I have chosen, for the last half-decade or so, to focus a lot of my energy on the one that I feel most drawn to combat, namely, the occupation (and all of its cousins). People often ask me why I do it, and I have a few answers that bump around some mixture of ego and friendship and a sense of responsibility and self-interest and justice. But there is also another part, I realize, and that is how much I love my home.

Most of the anti-occupation campaigns that I have been deeply involved with have centered around houses, and homes. The first major campaign I helped organize was in Silwan, where the Sumarin family was threatened with eviction from their home (they are still in their home today). I was also active at that time in Sheikh Jarrah, where four families had been forced out of their homes and many more faced (and still face) the same threat. I stood with Al-Araqib, inside of Israel, where Bedouin families have had their homes demolished over 70 times. And of course Susiya. And a failed campaign in Silwan, with the Abu Nab family. And recently Jinba.

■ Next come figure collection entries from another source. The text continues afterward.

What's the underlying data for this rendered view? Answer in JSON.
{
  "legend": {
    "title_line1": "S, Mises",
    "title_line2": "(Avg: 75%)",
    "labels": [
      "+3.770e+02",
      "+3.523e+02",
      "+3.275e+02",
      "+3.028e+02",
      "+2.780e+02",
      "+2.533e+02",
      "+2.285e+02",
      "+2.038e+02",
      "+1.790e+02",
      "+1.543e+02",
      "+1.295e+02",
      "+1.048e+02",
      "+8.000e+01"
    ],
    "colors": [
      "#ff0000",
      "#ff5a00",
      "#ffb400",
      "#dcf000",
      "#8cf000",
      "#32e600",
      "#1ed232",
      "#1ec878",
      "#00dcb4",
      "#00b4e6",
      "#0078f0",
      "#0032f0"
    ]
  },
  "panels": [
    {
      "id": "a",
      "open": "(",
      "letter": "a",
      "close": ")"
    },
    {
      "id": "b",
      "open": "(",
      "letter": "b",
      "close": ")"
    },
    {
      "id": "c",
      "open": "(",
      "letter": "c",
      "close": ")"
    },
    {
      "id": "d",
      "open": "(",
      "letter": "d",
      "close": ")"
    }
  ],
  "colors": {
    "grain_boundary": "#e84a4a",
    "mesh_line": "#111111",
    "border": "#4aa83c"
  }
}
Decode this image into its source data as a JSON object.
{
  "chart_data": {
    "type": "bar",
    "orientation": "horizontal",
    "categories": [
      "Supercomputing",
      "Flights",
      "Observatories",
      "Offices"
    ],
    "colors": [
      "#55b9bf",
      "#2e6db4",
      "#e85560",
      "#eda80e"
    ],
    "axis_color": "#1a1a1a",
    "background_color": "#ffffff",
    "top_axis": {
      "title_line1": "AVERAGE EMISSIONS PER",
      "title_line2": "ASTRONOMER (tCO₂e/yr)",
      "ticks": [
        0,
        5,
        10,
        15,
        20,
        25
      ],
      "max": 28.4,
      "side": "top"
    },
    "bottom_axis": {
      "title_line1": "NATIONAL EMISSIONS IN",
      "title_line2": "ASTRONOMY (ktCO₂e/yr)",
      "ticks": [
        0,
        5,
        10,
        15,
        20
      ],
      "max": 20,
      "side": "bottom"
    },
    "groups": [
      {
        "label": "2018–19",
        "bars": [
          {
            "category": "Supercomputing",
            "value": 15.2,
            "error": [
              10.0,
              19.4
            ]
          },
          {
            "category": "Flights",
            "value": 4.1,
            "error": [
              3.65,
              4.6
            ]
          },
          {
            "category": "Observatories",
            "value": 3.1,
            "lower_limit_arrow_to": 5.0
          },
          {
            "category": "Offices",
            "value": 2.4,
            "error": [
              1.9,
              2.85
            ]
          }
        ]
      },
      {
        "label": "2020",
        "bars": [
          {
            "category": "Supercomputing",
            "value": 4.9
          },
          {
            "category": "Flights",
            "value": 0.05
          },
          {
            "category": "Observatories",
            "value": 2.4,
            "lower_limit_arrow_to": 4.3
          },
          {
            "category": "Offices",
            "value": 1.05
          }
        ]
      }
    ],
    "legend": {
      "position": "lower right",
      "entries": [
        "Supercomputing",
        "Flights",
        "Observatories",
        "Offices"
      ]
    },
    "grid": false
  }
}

There are lots of reasons that I do what I do, but one of them is that I cannot stand to stand by and witness the government of my chosen home, country-wise, actively stealing and forcing people out of their homes, just because they belong to a group that is deemed “the enemy” of my group. And also, probably, on some level, because I hope that if I were ever, God forbid, forced out of my home, there would at least be others who would stand by my side.